Well see that’s just wrong. Most gun casualties are suicides. After that, it’s gang bangers. After that, well, statistically, you can round down all other firearms-related deaths to zero, ’cause statistically they’re irrelevant. Painful. Tragic. But in terms of public safety, irrelevant. Firearms-related death—accidental or intentional—doesn’t even make the top 15 causes of death.
What needs doing to curb “gun violence”? Other than ending the War on Drugs and enforcing existing laws against criminal use of a firearm (making sure that persistent offenders are incarcerated early, often and for a long while), nothing. Not a damn thing.
How’s that for not waiting to talk about gun control? But when it comes to gun rights—as in the natural, civil and Constitutionally protected right to keep and bear arms—Frum blows the dust off his collection of anti-gun agit-prop and plays Baby You Can Drive My Car.

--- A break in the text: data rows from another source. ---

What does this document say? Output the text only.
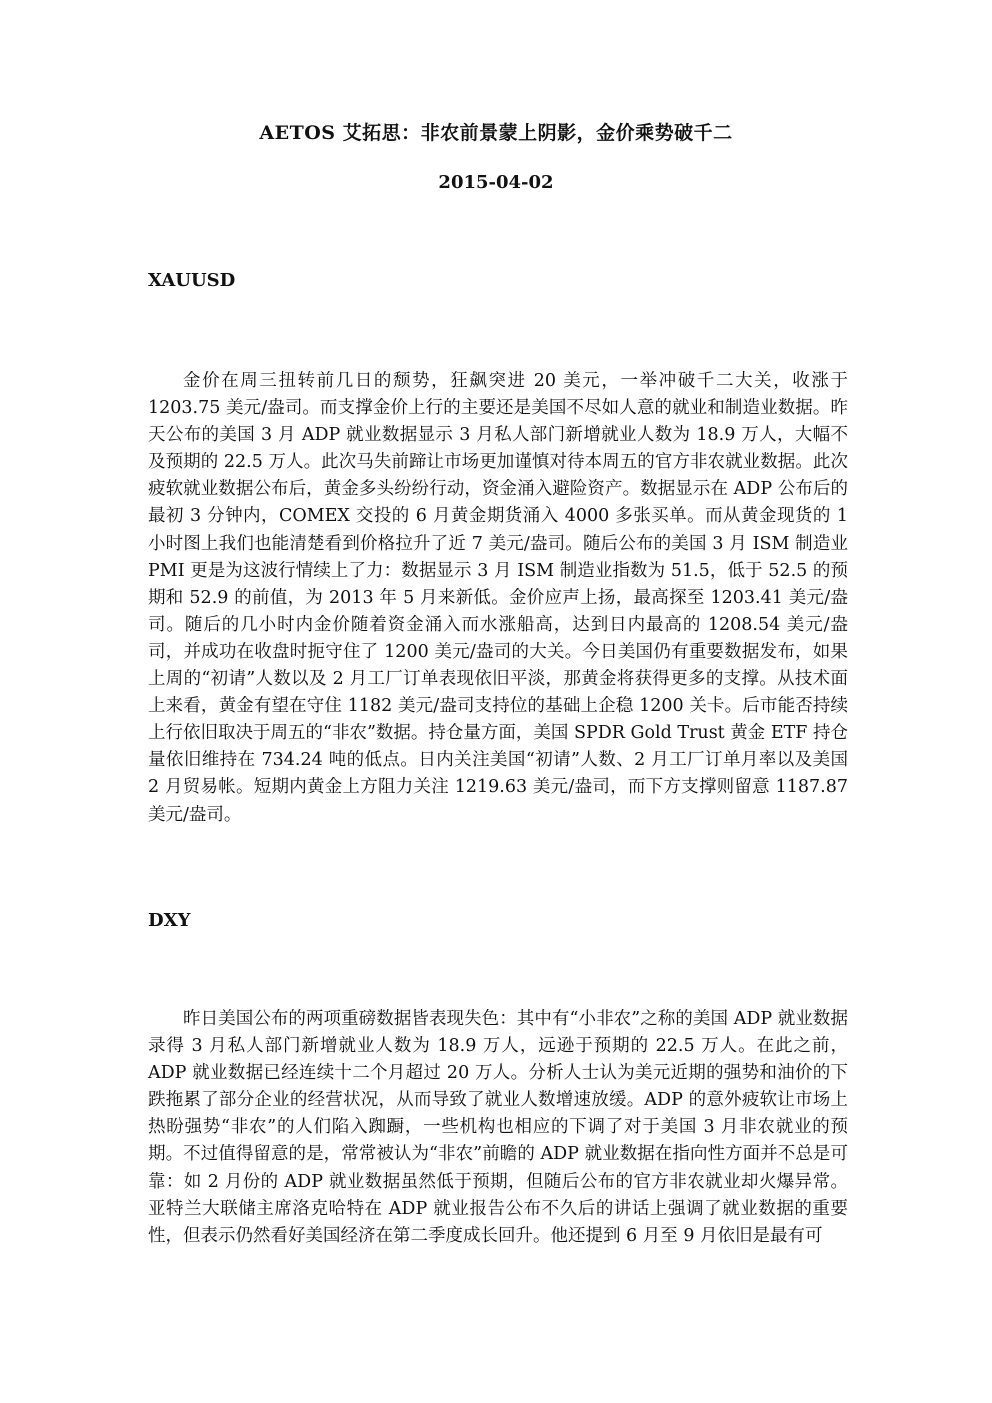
AETOS 艾拓思：非农前景蒙上阴影，金价乘势破千二
2015-04-02
XAUUSD

金价在周三扭转前几日的颓势，狂飙突进 20 美元，一举冲破千二大关，收涨于 1203.75 美元/盎司。而支撑金价上行的主要还是美国不尽如人意的就业和制造业数据。昨天公布的美国 3 月 ADP 就业数据显示 3 月私人部门新增就业人数为 18.9 万人，大幅不及预期的 22.5 万人。此次马失前蹄让市场更加谨慎对待本周五的官方非农就业数据。此次疲软就业数据公布后，黄金多头纷纷行动，资金涌入避险资产。数据显示在 ADP 公布后的最初 3 分钟内，COMEX 交投的 6 月黄金期货涌入 4000 多张买单。而从黄金现货的 1 小时图上我们也能清楚看到价格拉升了近 7 美元/盎司。随后公布的美国 3 月 ISM 制造业 PMI 更是为这波行情续上了力：数据显示 3 月 ISM 制造业指数为 51.5，低于 52.5 的预期和 52.9 的前值，为 2013 年 5 月来新低。金价应声上扬，最高探至 1203.41 美元/盎司。随后的几小时内金价随着资金涌入而水涨船高，达到日内最高的 1208.54 美元/盎司，并成功在收盘时扼守住了 1200 美元/盎司的大关。今日美国仍有重要数据发布，如果上周的“初请”人数以及 2 月工厂订单表现依旧平淡，那黄金将获得更多的支撑。从技术面上来看，黄金有望在守住 1182 美元/盎司支持位的基础上企稳 1200 关卡。后市能否持续上行依旧取决于周五的“非农”数据。持仓量方面，美国 SPDR Gold Trust 黄金 ETF 持仓量依旧维持在 734.24 吨的低点。日内关注美国“初请”人数、2 月工厂订单月率以及美国 2 月贸易帐。短期内黄金上方阻力关注 1219.63 美元/盎司，而下方支撑则留意 1187.87 美元/盎司。

DXY

昨日美国公布的两项重磅数据皆表现失色：其中有“小非农”之称的美国 ADP 就业数据录得 3 月私人部门新增就业人数为 18.9 万人，远逊于预期的 22.5 万人。在此之前，ADP 就业数据已经连续十二个月超过 20 万人。分析人士认为美元近期的强势和油价的下跌拖累了部分企业的经营状况，从而导致了就业人数增速放缓。ADP 的意外疲软让市场上热盼强势“非农”的人们陷入踟蹰，一些机构也相应的下调了对于美国 3 月非农就业的预期。不过值得留意的是，常常被认为“非农”前瞻的 ADP 就业数据在指向性方面并不总是可靠：如 2 月份的 ADP 就业数据虽然低于预期，但随后公布的官方非农就业却火爆异常。亚特兰大联储主席洛克哈特在 ADP 就业报告公布不久后的讲话上强调了就业数据的重要性，但表示仍然看好美国经济在第二季度成长回升。他还提到 6 月至 9 月依旧是最有可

As David Hemenway notes in his study Private Guns, Public Health, Americans have experienced similar debates in the recent past. “Cars don’t kill people; bad drivers kill people,” could have been the slogan of the auto industry when it resisted safety regulation in the 1960s. The garment industry could have argued: “Flammable pajamas don’t kill children; careless smokers kill children.” And so on. Every accident has many causes, of course, and public safety progresses by addressing each one. To reduce car fatalities, we both installed seat belts and cracked down on drunk driving. Child deaths by fire have been reduced both because pajamas are safer and because adults smoke less.
Likewise, better mental-health provision would contribute to the reduction of gun massacres. But America’s uniquely grisly record of gun death cannot be addressed without addressing guns.
Flammable pajamas. That’s a new one. And a good one. You know, for the gun rights crowd.
Anyway, here’s something about guns we can address about gun control right now: it failed. If some of the workers at the Navy Yard had been armed, one of them could have taken out the shooter before the cops arrived. If not, they sure as Hell would have slowed him down. Maybe even made him choose another target. Am I wrong?